Ross Douthat tells us today that Hillary Clinton's popularity is saving Democrats from possible electoral disaster in 2016, in part because Democrats are underestimating the appeal of Republicans' abundant wealth of new ideas - no, really:
... many Democratic partisans assume that 2016 will inevitably be better for their party than the looming midterms, and many analysts assume that the Republican Party is a long, long way from mounting a substantive challenge to liberalism. My friends on the left have an extensive list of things that the right simply "must" do before the G.O.P. can be relevant at the presidential level again (crush the Tea Party, then move left on immigration, then move left on everything else ...), and they express a certain condescension toward the recent stirrings of conservative policy innovation: Nice effort, but you'll have to move a lot further in our direction if you expect to win the White House back.Now, I'll admit that I've expressed a lot of concern about Democrats' ability to win in 2016 without Hillary, in large part because Democrats are terrible at making genuine stars out of fresh talent (the GOP noise machine is much better at this, partly because it's relentlessly propagandistic, and partly because the mainstream media looks to it for cues, which is how empty suits like Ted Cruz and Rand Paul attained superstar status mere weeks after they were sworn in to the Senate).
But does Douthat really think the GOP could actually win in 2016 on the strength of fresh reform ideas?
Douthat's pals in the professional liberal commentariat may be saying that reform conservatism is weak tea, but I don't think that's its real problem. The real problem with reform conservatism is that it's not acceptable to the Republican Party. Let me put that another way: Reform is not acceptable to the Republican Party -- certainly not reform that looks anything like moderation. The problem isn't that reform conservatives aren't getting enough credit for trying to drag the GOP a few inches to the left -- it's that the GOP has just spent five-plus years letting the tea party drag it a few miles further to the right.
Has the party made any real effort to promote an alternative to Obamacare? No. Does the party have an immigration proposal it's willing to fight for? No. Apart from a couple of halfhearted stabs by Rand Paul and Paul Ryan, does the party have any ideas for dealing with entrenched poverty?

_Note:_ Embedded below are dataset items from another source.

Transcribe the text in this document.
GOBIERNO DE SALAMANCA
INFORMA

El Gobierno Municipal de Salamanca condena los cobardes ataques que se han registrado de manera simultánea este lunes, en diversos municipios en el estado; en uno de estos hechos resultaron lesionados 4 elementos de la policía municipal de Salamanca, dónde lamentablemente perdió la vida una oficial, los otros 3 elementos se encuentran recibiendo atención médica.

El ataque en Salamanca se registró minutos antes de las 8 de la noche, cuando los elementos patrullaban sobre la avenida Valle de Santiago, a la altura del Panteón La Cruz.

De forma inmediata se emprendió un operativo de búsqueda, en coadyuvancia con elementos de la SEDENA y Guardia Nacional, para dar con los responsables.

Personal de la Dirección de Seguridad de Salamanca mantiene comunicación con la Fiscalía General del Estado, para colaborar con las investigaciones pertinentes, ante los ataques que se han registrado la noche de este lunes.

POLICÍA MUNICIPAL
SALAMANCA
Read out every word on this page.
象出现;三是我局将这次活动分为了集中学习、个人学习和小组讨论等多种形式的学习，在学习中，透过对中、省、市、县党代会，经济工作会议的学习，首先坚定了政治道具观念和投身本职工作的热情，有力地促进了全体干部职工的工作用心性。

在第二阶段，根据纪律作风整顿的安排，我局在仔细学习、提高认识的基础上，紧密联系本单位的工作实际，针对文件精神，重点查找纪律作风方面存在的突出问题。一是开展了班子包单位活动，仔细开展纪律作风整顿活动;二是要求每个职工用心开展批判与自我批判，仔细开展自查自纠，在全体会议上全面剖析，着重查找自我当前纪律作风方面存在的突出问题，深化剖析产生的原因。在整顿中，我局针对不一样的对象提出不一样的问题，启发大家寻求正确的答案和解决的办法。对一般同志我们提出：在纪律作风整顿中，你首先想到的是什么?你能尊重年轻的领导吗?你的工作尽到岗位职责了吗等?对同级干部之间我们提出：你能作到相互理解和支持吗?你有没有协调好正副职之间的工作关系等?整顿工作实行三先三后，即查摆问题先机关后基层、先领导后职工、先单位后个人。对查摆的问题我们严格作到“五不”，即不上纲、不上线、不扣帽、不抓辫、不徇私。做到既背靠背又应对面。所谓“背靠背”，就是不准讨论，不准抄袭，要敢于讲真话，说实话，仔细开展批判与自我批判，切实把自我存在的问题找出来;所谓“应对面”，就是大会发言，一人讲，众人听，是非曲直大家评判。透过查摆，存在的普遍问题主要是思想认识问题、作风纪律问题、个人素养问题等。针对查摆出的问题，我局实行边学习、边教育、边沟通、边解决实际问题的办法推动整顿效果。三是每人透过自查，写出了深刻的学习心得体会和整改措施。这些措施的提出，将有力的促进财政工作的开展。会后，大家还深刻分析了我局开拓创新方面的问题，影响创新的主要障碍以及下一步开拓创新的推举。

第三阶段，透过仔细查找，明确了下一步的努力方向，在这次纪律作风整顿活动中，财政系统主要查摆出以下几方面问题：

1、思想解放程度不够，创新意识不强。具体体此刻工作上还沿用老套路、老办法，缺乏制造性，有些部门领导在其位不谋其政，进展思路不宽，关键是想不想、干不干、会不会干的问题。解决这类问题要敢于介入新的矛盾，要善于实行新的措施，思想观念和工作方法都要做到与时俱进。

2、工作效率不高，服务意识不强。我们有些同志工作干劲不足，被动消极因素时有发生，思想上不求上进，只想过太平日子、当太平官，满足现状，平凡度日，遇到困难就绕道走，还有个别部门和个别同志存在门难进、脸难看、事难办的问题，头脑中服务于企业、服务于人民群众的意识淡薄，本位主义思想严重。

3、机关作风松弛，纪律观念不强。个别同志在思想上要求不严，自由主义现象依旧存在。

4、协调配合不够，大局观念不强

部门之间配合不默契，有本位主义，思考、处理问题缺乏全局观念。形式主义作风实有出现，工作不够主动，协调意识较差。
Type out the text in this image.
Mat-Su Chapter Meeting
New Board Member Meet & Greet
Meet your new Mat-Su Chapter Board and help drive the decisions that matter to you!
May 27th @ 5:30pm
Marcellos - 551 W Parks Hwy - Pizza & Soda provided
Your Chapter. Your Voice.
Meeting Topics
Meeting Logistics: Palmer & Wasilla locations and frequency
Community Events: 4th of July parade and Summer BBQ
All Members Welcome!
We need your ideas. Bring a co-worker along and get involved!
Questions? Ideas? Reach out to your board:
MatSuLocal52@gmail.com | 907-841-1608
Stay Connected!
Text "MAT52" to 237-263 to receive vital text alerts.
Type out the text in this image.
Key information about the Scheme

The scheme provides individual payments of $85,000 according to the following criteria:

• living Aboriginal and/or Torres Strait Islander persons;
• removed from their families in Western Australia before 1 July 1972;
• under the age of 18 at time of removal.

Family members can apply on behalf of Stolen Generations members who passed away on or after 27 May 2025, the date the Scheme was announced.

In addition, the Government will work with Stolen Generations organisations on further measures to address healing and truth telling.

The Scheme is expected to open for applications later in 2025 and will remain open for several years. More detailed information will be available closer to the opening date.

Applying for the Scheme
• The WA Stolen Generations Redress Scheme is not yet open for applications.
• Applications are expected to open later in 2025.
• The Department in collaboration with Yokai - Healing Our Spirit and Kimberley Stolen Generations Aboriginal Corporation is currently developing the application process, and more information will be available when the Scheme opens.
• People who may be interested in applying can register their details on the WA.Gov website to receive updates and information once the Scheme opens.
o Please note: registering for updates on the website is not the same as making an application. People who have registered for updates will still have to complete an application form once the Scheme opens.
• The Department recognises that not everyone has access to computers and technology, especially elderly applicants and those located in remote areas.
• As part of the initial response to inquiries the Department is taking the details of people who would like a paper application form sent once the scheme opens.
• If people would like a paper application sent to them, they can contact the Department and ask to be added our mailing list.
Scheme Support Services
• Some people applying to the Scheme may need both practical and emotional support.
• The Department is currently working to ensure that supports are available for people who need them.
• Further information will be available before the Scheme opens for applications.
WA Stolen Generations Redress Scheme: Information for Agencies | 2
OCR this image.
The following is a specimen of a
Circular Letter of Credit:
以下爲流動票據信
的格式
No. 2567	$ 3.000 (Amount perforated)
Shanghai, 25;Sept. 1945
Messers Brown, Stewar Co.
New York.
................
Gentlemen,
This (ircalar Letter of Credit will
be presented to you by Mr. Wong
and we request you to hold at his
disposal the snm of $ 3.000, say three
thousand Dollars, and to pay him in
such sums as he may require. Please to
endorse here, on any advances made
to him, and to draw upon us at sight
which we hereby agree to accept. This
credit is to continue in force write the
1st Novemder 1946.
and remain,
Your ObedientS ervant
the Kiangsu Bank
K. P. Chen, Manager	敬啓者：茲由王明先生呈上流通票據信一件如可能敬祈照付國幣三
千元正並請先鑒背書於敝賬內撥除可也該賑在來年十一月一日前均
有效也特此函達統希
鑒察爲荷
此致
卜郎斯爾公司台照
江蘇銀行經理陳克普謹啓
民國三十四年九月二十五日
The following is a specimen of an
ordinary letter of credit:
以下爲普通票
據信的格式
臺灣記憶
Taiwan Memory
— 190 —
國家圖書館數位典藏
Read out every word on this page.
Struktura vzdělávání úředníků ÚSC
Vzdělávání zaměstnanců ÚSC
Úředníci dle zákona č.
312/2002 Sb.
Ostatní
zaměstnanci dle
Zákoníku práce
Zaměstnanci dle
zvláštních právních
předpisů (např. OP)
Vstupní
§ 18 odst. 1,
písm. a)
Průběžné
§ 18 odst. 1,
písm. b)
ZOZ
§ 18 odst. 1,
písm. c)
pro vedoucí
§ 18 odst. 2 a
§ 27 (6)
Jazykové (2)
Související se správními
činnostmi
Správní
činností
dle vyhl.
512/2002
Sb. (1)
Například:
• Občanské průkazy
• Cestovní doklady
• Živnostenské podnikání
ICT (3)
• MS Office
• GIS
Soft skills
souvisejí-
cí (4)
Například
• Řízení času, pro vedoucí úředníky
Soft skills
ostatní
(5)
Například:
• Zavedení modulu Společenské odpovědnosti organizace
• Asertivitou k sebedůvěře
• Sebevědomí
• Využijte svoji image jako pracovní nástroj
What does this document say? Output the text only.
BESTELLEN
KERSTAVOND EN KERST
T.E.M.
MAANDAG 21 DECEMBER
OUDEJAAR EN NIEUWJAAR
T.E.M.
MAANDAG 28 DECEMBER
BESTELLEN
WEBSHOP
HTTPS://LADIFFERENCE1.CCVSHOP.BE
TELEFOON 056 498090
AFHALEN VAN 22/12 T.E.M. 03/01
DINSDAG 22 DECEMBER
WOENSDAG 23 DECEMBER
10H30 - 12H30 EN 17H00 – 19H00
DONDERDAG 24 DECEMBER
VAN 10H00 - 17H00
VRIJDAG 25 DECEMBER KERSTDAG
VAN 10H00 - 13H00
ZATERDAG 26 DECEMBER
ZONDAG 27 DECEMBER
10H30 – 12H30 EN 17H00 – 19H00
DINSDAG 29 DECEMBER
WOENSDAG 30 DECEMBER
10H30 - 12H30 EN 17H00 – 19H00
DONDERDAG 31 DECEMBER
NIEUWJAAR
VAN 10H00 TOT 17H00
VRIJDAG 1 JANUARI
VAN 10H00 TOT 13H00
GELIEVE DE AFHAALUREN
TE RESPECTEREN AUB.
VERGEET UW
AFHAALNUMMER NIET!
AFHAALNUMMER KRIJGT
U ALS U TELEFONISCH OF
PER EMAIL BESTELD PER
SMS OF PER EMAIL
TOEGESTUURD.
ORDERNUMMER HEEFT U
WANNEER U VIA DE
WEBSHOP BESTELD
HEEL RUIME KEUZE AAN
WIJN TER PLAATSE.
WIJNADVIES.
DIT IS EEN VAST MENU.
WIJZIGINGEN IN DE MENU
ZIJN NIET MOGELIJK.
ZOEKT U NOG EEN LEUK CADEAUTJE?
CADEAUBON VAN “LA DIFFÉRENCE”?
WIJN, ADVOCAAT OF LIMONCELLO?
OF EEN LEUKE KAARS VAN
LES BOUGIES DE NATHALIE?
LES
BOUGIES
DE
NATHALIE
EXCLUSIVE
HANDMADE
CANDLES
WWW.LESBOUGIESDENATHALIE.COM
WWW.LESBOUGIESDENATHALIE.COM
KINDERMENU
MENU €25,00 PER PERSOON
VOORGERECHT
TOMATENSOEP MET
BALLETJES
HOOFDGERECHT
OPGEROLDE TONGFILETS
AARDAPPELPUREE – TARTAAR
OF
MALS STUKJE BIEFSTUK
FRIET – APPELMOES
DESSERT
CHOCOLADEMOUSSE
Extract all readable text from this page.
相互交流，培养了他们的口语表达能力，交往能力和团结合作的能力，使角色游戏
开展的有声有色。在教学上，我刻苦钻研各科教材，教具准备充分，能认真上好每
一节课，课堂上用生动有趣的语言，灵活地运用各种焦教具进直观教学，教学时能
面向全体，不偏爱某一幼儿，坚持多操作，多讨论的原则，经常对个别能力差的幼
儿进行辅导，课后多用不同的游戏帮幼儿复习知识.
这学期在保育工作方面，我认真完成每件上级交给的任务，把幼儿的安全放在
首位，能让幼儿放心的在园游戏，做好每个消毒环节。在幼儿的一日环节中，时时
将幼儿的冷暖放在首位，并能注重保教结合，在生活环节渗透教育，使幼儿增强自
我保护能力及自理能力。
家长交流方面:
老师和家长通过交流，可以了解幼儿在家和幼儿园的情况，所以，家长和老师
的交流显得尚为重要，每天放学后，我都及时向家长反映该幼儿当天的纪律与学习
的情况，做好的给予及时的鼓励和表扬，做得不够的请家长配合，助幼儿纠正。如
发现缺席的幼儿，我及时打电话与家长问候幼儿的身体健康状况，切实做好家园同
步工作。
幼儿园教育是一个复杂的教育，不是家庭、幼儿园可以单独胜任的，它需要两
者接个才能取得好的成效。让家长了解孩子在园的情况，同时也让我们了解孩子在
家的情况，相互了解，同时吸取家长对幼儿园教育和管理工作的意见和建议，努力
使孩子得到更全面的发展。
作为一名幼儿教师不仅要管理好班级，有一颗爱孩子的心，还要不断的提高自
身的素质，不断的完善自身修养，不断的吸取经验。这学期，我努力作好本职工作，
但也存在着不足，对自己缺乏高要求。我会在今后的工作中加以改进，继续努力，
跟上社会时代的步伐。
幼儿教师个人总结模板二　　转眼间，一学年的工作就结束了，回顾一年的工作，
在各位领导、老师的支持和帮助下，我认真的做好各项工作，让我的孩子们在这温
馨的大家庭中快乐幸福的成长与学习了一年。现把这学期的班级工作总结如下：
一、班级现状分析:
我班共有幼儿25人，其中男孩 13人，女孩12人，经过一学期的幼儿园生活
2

And aren't the Paul and Ryan ideas just reheated Jack Kemp proposals from the last century?
And on foreign policy, as Elias Isquith notes, isn't Ran Paul's alleged break with the GOP's saber-rattling, neocon-friendly past now shown to be a big joke, given Paul's refusal to offer the slightest challenge to the unified GOP "Democrats are weak on defense!" howling in response to the Bowe Bergdahl release?
Please note that Paul, who was supposed to be the guy pointing the GOP toward the future on foreign policy and other issues, is not only running 10 points behind Hillary Clinton in a new Washington Post/ABC poll, he's running worse among 18-39-year-olds (56% Hillary, 41% Rand) than he is among senior citizens (47% Hillary, 45% Rand). I guess the young can spot phony youth appeal.
Ross, wake me when reform conservatism actually happens. Right now it's mostly just a bunch of people writing position papers for you to swoon over, and nothing more.